SodaStream’s focus on the environmentally friendly nature of its product has meant that it has been able to effectively challenge the notion of the traditional soda market’s distribution channel. This is clearly a key aspect of the company’s strategy, and is wholly evident in its marketing and advertising campaigns. Its key differentiator has now become more than just a novelty: it is being billed as a means for consumers to consume soda in an environmentally friendly way, lessening the impact of plastic bottles.
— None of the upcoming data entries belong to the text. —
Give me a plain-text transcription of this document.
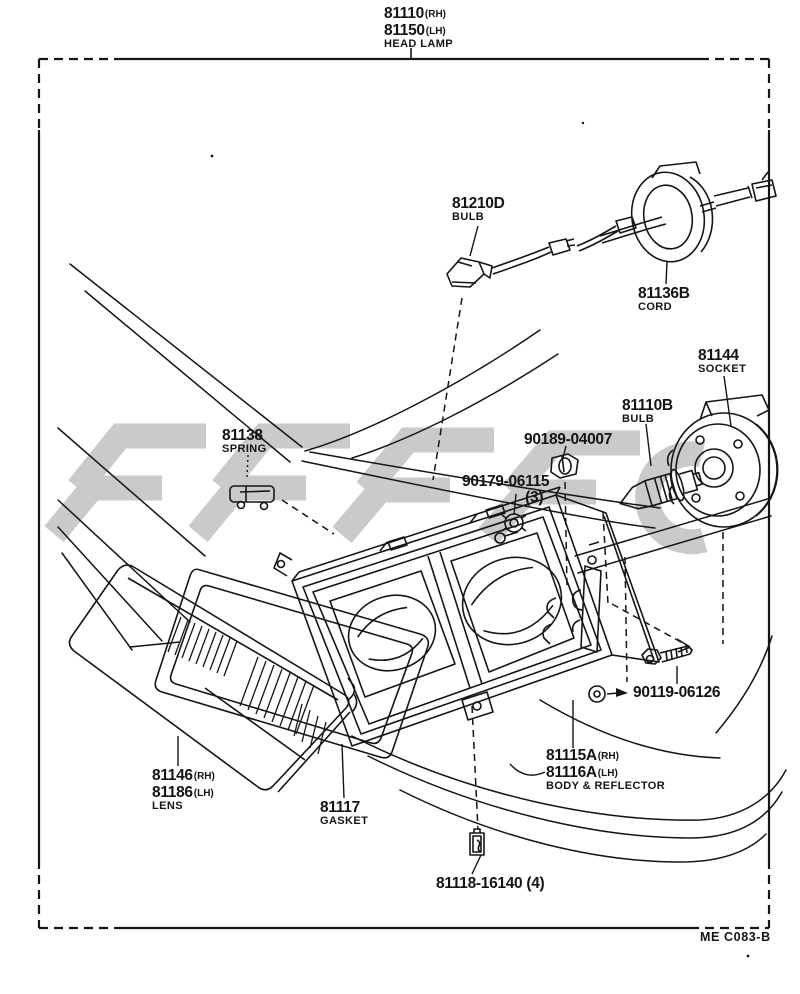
81110(RH)
81150(LH)
HEAD LAMP
81210D
BULB
81136B
CORD
81144
SOCKET
81110B
BULB
81138
SPRING
90189-04007
90179-06115
(3)
90119-06126
81115A(RH)
81116A(LH)
BODY & REFLECTOR
81146(RH)
81186(LH)
LENS	81117
GASKET
81118-16140 (4)
ME C083-B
This is an area that Coca-Cola and Pepsi have started to target in the face of criticism and waning soda sales in the US. Furthermore, SodaStream’s emphasis on the level of choice between different flavors and types of soda available through its machines has meant that the company has been able to promote itself as a healthier alternative to traditional soda.
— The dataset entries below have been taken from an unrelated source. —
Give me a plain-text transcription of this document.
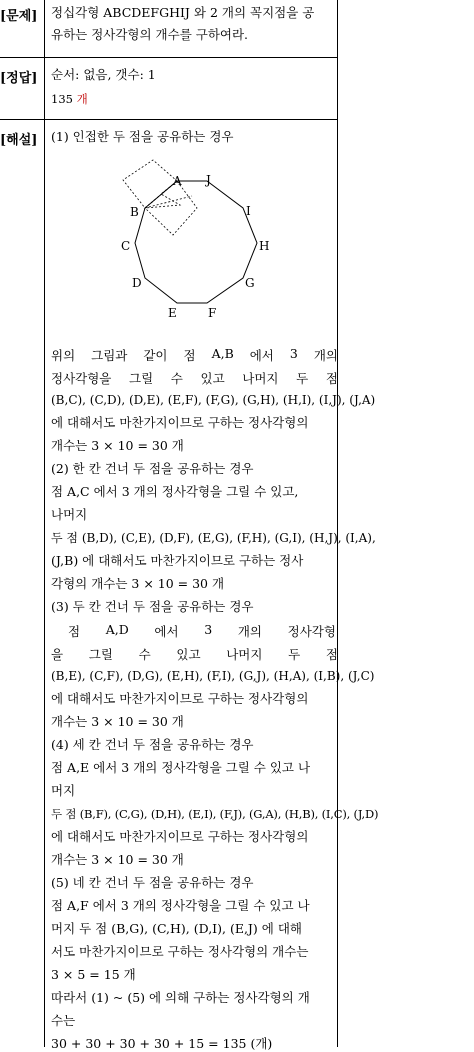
[문제]
[정답]
[해설]
정십각형 ABCDEFGHIJ 와 2 개의 꼭지점을 공
유하는 정사각형의 개수를 구하여라.
순서: 없음, 갯수: 1
135 개
(1) 인접한 두 점을 공유하는 경우
A J
I
H
G
F
E
D
C
B
위의 그림과 같이 점 A,B 에서 3 개의
정사각형을 그릴 수 있고 나머지 두 점
(B,C), (C,D), (D,E), (E,F), (F,G), (G,H), (H,I), (I,J), (J,A)
에 대해서도 마찬가지이므로 구하는 정사각형의
개수는 3 × 10 = 30 개
(2) 한 칸 건너 두 점을 공유하는 경우
점 A,C 에서 3 개의 정사각형을 그릴 수 있고,
나머지
두 점 (B,D), (C,E), (D,F), (E,G), (F,H), (G,I), (H,J), (I,A),
(J,B) 에 대해서도 마찬가지이므로 구하는 정사
각형의 개수는 3 × 10 = 30 개
(3) 두 칸 건너 두 점을 공유하는 경우
점 A,D 에서 3 개의 정사각형
을 그릴 수 있고 나머지 두 점
(B,E), (C,F), (D,G), (E,H), (F,I), (G,J), (H,A), (I,B), (J,C)
에 대해서도 마찬가지이므로 구하는 정사각형의
개수는 3 × 10 = 30 개
(4) 세 칸 건너 두 점을 공유하는 경우
점 A,E 에서 3 개의 정사각형을 그릴 수 있고 나
머지
두 점 (B,F), (C,G), (D,H), (E,I), (F,J), (G,A), (H,B), (I,C), (J,D)
에 대해서도 마찬가지이므로 구하는 정사각형의
개수는 3 × 10 = 30 개
(5) 네 칸 건너 두 점을 공유하는 경우
점 A,F 에서 3 개의 정사각형을 그릴 수 있고 나
머지 두 점 (B,G), (C,H), (D,I), (E,J) 에 대해
서도 마찬가지이므로 구하는 정사각형의 개수는
3 × 5 = 15 개
따라서 (1) ~ (5) 에 의해 구하는 정사각형의 개
수는
30 + 30 + 30 + 30 + 15 = 135 (개)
However, SodaStream employs a razor/razorblade business model, whereby profitability is bolstered by the on-going sales of higher margin consumable products subsequent to the initial sale of its soda making machines. This is at odds with both Pepsi and Coca-Cola’s business models and more traditional strategies, which will have put both companies off any potential attempts at acquisition.
Nevertheless, SodaStream’s business model is serving it well: the company has experienced a dramatic surge in revenues since its re-launch in the UK in 2010, and the lucrative Americas market now accounts for over a third of its turnover. In addition to this, the company’s bottom line has also been expanding, and its net profit margin has increased dramatically since 2008 as sales of consumables continue to grow.
Although the Israeli company’s recent success remains merely a drop in the ocean compared to Pepsi and Coca-Cola’s gigantic turnover figures, SodaStream remains a threat to both incumbents. In fact, acquiring SodaStream while it is still relatively small could have been an astute damage control measure for either company at the optimum cost.
As it stands, SodaStream still has huge growth potential, especially in the US, and it will be interesting to see if either Coca-Cola or Pepsi regret not snapping it up in a few years’ time.